The sentence continues:
- 'the Great Barrier Reef'
- This is the second location
Then another blank, followed by:
- 'the largest coral reef system in the world'
- This is describing the Great Barrier Reef
Then:
- semicolon
- 'and the Ross Sea, Antarctica's most pristine marine ecosystem'
- This is the third location with its description
Now let's understand the complete structure:
The sentence lists THREE major locations, each with its own description:
- Location 1: the Mariana Trench, the deepest known point in Earth's oceans
- Location 2: the Great Barrier Reef, the largest coral reef system in the world
- Location 3: the Ross Sea, Antarctica's most pristine marine ecosystem
What do we notice about the structure here?
- Each location has a comma before its description
- "Trench, the deepest known point..."
- "Reef, the largest coral reef system..."
- "Ross Sea, Antarctica's most pristine..."
- This means each major item in the list already contains a comma inside it
- When list items have their own internal commas, we need stronger punctuation to separate the major items
- Otherwise, readers can't tell where one location ends and the next begins
- Looking at the end of the list, there's already a semicolon after "world" (after Location 2's description)

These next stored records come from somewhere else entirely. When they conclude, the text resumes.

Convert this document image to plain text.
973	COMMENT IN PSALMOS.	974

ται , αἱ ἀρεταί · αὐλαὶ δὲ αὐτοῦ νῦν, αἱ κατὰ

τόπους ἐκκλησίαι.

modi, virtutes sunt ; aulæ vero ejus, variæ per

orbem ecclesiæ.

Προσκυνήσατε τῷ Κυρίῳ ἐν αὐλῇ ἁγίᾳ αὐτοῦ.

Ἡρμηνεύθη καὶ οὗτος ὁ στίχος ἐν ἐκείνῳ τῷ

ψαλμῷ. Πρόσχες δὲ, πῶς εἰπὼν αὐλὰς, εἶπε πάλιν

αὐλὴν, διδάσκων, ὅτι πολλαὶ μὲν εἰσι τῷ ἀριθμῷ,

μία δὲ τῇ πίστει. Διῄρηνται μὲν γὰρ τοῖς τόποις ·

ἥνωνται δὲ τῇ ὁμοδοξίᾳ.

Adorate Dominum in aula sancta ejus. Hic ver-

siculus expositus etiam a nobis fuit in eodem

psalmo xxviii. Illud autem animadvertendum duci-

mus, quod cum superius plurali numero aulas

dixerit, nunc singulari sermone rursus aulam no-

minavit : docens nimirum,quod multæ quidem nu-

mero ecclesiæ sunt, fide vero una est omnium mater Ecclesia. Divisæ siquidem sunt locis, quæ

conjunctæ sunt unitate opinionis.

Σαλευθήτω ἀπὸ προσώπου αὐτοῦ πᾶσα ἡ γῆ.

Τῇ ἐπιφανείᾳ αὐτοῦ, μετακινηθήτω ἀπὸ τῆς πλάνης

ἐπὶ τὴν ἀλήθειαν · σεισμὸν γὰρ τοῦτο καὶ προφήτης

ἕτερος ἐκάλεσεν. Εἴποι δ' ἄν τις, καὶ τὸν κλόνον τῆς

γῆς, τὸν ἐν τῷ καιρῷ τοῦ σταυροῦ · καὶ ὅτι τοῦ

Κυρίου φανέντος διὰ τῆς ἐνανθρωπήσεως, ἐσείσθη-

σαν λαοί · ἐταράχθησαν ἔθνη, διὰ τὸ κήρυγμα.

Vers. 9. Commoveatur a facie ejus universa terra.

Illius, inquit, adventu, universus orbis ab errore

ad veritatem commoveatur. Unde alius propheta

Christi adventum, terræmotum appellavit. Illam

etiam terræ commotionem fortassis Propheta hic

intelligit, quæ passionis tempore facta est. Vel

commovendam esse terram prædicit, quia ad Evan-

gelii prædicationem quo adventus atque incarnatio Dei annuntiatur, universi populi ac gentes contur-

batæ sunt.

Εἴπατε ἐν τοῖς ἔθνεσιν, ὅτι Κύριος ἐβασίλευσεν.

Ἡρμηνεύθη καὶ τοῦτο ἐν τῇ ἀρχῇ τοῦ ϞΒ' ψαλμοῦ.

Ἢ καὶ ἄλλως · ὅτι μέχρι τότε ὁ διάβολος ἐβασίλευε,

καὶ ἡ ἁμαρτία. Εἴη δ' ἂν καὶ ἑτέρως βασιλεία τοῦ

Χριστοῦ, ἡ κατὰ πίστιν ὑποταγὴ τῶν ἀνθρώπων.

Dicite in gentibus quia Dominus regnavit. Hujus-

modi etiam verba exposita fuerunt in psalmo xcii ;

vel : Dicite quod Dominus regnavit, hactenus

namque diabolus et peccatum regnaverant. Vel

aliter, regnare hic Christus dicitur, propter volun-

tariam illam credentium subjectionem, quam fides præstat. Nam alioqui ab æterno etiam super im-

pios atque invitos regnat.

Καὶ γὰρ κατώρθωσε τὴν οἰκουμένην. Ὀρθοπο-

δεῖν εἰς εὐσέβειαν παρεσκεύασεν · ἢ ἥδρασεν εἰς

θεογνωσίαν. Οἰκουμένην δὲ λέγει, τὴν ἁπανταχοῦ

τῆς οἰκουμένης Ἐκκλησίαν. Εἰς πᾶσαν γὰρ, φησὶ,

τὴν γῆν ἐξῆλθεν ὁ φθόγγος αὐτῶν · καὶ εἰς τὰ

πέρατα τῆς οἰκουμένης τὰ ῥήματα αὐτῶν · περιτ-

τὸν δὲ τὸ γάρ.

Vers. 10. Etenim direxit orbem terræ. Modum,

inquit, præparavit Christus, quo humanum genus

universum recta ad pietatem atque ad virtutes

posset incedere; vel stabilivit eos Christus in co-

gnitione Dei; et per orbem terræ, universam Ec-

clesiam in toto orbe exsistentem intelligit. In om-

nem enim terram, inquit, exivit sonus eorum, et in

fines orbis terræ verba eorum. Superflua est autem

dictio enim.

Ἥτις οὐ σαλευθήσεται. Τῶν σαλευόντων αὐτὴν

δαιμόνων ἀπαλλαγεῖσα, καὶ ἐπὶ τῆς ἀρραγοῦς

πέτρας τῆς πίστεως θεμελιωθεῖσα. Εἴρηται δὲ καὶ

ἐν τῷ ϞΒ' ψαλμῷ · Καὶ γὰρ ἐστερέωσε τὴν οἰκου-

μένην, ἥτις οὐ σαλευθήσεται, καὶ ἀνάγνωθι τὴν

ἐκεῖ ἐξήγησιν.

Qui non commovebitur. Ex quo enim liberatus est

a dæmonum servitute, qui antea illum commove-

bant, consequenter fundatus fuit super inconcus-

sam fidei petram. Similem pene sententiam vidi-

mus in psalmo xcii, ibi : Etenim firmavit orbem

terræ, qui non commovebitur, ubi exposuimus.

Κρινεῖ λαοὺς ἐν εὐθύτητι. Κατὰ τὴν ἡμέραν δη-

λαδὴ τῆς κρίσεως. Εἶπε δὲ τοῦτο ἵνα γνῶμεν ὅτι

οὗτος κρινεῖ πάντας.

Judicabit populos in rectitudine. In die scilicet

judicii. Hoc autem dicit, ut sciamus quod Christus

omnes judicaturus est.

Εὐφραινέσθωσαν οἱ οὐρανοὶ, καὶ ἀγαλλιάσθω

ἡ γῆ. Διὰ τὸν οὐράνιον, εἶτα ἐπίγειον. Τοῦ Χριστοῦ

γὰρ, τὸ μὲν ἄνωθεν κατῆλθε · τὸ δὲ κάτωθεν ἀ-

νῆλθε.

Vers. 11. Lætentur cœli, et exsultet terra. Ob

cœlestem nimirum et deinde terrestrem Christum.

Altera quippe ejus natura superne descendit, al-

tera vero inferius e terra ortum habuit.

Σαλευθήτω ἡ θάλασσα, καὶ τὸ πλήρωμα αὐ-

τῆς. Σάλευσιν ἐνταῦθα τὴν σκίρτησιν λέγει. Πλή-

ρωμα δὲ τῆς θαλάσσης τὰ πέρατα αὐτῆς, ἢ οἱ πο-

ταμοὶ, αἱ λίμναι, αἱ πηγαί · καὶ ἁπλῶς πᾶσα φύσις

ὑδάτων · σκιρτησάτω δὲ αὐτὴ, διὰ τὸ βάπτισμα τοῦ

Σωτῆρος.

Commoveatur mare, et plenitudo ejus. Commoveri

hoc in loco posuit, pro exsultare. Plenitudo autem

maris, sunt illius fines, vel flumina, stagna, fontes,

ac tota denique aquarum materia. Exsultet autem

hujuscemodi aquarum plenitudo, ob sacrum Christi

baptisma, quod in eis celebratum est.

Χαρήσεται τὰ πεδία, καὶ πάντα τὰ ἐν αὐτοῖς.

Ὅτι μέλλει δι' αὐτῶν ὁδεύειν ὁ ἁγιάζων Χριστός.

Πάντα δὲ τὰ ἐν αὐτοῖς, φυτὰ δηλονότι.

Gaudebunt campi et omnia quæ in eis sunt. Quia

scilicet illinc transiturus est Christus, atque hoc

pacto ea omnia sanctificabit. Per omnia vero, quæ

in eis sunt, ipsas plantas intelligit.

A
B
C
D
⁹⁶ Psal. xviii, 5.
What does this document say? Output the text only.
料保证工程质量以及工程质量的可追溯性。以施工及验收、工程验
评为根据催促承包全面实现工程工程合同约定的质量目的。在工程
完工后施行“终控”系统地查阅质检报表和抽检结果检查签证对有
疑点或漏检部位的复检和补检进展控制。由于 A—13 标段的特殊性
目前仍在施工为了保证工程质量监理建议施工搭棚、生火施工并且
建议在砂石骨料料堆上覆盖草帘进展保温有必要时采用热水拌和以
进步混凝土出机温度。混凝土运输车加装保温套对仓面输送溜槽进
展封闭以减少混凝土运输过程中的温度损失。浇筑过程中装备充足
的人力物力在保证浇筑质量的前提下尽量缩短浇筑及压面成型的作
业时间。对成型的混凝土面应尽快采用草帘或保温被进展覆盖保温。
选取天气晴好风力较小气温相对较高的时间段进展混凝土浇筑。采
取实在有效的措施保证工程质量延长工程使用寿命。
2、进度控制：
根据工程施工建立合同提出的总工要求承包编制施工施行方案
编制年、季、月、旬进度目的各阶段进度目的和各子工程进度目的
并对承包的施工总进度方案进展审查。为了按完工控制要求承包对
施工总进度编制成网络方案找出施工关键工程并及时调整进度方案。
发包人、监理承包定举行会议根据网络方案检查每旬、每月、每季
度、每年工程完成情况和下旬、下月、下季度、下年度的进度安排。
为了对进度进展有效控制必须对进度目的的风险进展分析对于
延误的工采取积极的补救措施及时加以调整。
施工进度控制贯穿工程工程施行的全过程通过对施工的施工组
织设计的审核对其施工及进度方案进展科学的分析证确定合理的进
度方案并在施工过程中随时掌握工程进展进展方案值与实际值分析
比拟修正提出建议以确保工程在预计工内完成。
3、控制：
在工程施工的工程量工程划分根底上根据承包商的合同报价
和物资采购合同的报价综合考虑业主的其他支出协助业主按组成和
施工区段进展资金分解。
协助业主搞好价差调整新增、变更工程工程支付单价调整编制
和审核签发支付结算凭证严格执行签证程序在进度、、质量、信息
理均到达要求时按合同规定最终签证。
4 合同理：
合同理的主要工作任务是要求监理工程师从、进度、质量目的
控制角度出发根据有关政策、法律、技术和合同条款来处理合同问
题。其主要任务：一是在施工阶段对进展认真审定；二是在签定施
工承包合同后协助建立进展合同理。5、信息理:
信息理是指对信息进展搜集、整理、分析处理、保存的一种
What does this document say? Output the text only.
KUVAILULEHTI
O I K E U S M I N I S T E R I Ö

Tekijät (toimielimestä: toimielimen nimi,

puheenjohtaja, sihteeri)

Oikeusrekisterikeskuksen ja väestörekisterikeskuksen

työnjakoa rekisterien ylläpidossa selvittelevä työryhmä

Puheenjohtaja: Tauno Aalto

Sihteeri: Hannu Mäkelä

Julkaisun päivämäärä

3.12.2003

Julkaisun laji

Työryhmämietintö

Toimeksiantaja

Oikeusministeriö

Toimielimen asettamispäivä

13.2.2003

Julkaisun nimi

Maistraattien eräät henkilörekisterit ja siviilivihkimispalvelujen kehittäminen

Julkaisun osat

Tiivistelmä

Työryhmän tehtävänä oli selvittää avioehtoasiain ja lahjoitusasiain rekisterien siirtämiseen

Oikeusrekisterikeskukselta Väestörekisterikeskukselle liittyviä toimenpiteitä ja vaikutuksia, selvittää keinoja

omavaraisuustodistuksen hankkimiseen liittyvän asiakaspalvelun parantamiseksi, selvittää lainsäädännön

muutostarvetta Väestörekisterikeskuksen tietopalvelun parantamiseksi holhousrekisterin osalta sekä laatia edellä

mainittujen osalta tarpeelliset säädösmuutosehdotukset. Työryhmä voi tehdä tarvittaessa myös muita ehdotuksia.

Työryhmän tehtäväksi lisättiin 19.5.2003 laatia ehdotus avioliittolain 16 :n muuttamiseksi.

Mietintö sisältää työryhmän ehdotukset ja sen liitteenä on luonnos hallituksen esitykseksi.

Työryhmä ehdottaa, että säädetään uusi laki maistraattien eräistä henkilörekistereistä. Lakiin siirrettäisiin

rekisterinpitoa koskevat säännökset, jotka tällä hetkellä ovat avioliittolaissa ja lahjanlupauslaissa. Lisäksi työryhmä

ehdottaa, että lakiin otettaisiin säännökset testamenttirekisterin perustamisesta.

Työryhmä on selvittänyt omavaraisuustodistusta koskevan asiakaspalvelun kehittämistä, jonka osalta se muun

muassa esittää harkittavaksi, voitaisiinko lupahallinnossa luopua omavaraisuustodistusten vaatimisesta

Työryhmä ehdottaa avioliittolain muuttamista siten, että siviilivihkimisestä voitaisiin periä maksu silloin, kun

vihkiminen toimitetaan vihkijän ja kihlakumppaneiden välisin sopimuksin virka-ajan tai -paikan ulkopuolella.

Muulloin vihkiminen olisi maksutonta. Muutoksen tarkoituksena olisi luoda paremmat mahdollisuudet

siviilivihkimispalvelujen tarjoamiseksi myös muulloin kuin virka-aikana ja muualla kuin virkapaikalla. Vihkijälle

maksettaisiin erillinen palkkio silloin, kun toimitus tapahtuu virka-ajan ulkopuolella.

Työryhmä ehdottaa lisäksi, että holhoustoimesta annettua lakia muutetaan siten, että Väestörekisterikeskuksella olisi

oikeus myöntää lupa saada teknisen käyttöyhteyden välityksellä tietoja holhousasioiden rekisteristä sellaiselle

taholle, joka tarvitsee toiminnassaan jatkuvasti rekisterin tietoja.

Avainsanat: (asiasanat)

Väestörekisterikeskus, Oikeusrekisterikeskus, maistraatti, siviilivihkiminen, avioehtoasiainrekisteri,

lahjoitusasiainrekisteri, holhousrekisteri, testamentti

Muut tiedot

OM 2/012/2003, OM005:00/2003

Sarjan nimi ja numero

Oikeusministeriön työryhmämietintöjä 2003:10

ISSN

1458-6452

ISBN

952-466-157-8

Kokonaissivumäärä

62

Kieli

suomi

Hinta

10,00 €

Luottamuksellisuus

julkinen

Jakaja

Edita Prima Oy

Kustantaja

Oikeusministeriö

- This shows us the pattern: semicolons separate the major items
So we need:
- Semicolon after "oceans" to separate Location 1 from Location 2
- Comma after "Reef" to introduce its description (parallel to the commas after "Trench" and "Ross Sea")
The correct answer is D: oceans; the Great Barrier Reef,
GRAMMAR CONCEPT APPLIED
Using Semicolons to Separate Complex List Items
When you're listing items that already contain commas within them, you need to use semicolons to separate the major items. This helps readers clearly see where one item ends and another begins.
The pattern:
Simple list (no internal commas):
- We visited Paris, London, and Rome.
- Each item is simple (just a city name)
- Commas work fine to separate them
Complex list (items have internal commas):
- We visited Paris, the city of lights; London, the historic capital; and Rome, the eternal city.
- Each item now has two parts separated by a comma
- Semicolons separate the major items so it's clear there are three cities, not six things
In this question:
- Three locations are listed, each with a descriptive phrase
- Each location-description pair uses a comma internally
- Semicolons separate the three major items:
- the Mariana Trench, descriptor ;
- the Great Barrier Reef, descriptor ;
- and the Ross Sea, descriptor
This structure (called a complex series in grammar terms) ensures clarity when list items themselves need internal punctuation.
oceans, the Great Barrier Reef:
✗ Incorrect
- Uses a comma after "oceans" instead of a semicolon
- This doesn't provide strong enough separation between the complex list items
- Readers would have trouble distinguishing where Location 1 ends and Location 2 begins
- Uses a colon after "Reef"
- Colons are used to introduce lists or explanations, not to separate a location from its description within an existing list
- This breaks the parallel structure established by the commas after the other locations
oceans, the Great Barrier Reef
✗ Incorrect
- Uses a comma after "oceans"
- Insufficient punctuation for separating complex list items that already contain commas
- Missing punctuation after "Reef"
- The description "the largest coral reef system in the world" would run directly into what follows
- Breaks the parallel pattern where each location has a comma before its descriptor
oceans; the Great Barrier Reef
✗ Incorrect
- Correctly uses a semicolon after "oceans" ✓
- Missing comma after "Reef"
- The descriptor wouldn't be properly introduced
- Breaks the parallel structure with the other two locations, which both have commas before their descriptors
oceans; the Great Barrier Reef,
✓ Correct
Correct as explained in the solution above.